There are at least 100 different human papillomaviruses. The most common are type 1 commonly found on the feet; types 2, 3, and 5 which are more commonly found on the hands, arms, and legs; and then the rest which are randomly found in various areas with various implications. When individuals find warts on their legs it most frequently occurs from self innoculation of warts on the soles of your feet to your razor, and as you shave your legs the virus is implanted into the skin. These warts tend to spread slowly in time and with each shave more areas are innoculated and new small lesions appear.
Treatment for these warts can be extended and difficult. Some physicians use an electric needle, some use liquid nitrogen, some use lasers, and some combine these with the use of topical immune-augmenting agents that improve the body`s immune response against warts. The use of topical salicylic acid and other wart removers that are obtained over-the-counter have, in my experience, been uniformly ineffective against this kind of wart growth problem.
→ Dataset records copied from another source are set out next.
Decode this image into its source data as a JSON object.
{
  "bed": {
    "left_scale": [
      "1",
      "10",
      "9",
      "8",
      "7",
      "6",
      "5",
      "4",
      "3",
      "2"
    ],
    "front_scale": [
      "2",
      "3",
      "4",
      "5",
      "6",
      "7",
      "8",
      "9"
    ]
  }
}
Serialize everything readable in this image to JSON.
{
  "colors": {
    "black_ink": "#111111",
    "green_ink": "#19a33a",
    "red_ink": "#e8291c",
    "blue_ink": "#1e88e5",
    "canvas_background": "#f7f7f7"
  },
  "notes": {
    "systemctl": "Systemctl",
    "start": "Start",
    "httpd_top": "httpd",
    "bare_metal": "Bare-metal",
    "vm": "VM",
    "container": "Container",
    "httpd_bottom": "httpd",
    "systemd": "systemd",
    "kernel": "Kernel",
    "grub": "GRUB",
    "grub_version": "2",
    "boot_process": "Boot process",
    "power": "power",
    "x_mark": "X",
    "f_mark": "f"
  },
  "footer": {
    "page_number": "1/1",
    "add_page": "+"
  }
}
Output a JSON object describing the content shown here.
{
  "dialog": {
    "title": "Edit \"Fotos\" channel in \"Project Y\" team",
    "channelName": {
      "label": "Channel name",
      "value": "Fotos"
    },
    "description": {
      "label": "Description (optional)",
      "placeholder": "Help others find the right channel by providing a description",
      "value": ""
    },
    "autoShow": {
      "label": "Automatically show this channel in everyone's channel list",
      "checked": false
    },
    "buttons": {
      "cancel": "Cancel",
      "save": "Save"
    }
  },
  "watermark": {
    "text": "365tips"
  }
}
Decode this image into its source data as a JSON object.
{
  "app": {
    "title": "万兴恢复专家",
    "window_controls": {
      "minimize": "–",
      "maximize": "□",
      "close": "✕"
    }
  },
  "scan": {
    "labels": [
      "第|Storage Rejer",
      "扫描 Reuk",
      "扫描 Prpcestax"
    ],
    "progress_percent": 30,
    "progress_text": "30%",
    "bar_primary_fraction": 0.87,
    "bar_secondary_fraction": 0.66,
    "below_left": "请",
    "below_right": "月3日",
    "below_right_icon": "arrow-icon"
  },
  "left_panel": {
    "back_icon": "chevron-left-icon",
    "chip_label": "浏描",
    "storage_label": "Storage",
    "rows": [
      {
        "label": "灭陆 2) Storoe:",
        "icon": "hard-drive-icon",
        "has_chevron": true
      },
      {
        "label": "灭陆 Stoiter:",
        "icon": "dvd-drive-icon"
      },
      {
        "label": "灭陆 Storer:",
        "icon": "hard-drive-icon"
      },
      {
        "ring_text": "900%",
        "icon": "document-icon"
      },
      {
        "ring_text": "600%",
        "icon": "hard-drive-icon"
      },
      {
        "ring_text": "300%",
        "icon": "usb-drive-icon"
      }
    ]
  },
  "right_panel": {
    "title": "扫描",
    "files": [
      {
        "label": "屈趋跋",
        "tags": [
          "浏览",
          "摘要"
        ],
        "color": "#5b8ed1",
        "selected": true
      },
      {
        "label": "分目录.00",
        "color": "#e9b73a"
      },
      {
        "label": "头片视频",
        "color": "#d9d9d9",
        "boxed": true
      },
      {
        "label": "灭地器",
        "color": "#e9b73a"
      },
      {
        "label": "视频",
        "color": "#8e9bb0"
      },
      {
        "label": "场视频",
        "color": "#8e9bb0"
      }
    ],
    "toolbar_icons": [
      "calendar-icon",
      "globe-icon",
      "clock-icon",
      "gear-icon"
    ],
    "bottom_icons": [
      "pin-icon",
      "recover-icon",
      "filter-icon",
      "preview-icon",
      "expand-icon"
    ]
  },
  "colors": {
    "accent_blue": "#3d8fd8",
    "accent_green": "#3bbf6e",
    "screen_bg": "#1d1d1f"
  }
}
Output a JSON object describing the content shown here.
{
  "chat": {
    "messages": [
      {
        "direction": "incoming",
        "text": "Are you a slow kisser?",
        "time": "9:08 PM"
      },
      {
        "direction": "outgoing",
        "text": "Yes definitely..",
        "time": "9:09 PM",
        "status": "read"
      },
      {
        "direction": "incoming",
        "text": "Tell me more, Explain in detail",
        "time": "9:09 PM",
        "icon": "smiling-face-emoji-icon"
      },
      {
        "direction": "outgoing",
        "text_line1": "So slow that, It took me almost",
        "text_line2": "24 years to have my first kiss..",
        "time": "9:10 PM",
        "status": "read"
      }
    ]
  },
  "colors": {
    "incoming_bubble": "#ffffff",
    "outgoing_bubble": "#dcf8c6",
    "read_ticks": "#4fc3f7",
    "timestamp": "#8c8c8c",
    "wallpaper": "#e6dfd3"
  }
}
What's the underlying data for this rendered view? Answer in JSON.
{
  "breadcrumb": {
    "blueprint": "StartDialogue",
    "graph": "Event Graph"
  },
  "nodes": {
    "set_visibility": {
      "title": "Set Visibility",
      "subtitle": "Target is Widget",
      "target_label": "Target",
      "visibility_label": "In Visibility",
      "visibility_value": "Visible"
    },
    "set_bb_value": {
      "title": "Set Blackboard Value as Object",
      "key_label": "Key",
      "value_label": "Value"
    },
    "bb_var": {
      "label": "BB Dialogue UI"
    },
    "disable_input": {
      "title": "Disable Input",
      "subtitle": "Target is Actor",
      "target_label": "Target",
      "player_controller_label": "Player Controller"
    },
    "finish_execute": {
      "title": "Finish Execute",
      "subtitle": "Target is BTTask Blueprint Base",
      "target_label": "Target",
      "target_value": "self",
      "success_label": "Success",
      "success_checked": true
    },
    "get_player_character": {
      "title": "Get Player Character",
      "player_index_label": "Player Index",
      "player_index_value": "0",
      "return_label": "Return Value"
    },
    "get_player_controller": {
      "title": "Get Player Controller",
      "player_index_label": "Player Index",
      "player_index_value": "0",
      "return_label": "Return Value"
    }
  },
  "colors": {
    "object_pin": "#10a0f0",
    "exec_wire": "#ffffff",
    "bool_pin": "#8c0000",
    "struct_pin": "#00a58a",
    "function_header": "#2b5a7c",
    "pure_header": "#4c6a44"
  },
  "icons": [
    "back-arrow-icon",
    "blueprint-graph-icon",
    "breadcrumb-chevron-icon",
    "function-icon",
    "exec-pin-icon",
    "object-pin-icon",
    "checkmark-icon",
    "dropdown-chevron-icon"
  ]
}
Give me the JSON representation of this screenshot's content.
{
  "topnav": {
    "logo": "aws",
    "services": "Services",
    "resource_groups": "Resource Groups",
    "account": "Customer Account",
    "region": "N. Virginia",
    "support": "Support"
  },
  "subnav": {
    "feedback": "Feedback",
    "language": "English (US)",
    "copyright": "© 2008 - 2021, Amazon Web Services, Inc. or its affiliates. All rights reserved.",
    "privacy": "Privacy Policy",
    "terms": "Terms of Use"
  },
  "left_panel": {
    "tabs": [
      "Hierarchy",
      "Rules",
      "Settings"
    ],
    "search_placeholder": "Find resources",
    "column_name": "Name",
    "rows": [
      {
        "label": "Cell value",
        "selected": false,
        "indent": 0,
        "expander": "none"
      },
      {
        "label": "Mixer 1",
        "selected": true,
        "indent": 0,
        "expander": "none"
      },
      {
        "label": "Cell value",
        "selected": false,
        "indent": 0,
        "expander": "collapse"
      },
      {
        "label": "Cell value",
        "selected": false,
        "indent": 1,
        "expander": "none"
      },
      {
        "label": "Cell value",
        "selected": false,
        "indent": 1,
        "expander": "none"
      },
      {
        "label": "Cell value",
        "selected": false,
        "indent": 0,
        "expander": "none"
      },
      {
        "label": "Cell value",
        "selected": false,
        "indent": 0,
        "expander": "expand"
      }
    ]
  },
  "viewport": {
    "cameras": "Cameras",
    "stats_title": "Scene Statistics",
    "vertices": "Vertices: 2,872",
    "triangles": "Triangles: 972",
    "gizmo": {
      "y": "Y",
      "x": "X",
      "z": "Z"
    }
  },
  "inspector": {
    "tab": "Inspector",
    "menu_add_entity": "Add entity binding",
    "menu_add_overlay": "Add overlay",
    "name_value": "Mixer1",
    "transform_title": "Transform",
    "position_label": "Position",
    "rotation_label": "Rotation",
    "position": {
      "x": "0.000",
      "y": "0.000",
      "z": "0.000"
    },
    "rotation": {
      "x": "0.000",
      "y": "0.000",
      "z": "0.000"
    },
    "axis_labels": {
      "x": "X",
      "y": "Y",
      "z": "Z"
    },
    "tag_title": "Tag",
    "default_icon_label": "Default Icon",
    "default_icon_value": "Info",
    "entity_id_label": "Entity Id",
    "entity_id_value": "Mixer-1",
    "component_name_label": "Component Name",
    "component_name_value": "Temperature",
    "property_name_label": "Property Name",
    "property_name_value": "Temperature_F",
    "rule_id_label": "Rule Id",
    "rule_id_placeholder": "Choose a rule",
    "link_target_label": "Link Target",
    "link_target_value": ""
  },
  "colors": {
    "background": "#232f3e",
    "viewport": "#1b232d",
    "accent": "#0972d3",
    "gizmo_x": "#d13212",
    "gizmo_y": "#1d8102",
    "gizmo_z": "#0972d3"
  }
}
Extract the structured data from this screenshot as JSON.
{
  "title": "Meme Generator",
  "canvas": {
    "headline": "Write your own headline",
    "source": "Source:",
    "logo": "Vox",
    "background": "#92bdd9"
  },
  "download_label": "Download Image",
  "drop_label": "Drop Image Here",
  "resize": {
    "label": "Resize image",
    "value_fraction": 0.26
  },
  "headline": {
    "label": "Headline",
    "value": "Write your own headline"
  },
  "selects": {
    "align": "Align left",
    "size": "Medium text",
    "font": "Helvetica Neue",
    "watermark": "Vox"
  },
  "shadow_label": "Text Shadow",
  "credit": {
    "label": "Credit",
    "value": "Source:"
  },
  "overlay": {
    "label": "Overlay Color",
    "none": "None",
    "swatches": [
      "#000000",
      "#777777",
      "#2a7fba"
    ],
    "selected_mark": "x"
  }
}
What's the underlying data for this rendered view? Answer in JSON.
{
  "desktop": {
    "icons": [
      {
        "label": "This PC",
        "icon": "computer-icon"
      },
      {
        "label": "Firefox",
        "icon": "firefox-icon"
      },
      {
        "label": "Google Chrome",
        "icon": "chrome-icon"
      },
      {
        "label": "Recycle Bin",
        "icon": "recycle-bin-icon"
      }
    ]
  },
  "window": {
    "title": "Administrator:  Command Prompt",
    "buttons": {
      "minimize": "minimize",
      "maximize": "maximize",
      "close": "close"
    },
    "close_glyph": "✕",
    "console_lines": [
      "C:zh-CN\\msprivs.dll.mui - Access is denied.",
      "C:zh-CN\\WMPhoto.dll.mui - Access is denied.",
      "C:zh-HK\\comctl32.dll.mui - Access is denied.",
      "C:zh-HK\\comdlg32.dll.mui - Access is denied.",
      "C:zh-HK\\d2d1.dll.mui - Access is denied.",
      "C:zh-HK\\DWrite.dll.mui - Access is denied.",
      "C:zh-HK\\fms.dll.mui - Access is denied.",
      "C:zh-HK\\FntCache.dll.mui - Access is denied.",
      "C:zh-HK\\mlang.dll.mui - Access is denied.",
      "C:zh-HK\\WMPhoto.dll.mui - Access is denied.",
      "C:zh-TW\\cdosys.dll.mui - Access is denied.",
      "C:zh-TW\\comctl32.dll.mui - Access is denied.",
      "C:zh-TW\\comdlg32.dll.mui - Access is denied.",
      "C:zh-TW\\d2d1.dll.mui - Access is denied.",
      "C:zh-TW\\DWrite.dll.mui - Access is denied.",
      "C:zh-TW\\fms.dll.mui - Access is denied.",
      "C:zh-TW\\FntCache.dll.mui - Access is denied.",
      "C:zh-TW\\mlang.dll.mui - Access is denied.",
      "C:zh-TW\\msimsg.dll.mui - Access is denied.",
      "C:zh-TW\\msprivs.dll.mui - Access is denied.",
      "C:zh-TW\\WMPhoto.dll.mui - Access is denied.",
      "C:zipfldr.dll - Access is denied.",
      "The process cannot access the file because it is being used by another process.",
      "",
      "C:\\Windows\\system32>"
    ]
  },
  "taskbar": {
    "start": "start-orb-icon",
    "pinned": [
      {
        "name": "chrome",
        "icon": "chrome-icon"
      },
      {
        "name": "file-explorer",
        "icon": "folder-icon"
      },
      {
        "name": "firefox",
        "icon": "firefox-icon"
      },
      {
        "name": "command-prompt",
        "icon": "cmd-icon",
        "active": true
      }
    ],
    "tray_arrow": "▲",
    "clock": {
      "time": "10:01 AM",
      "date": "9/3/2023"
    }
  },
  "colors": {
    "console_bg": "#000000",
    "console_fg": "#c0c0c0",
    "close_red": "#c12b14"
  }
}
The source of the original virus is not always readily apparent. Warts on the feet are frequently contracted at gyms, around swimming pools, and just going barefooted outdoors. Occasionally other members of the family bring plantar warts into the home and innoculate the floors, particularly the bathroom facilities. If the virus has been brought into the home it may be very difficult to eradicate the problem completely.
Given the recent onset of your process I would urge that you visit your local dermatologist to get a very accurate diagnosis to be sure that these are warts. If they are indeed warts you should rely upon that individual`s judgement about the appropriate method of treating the clinical growth and giving you medication that may make your immune system bring the rest of the lesions under control.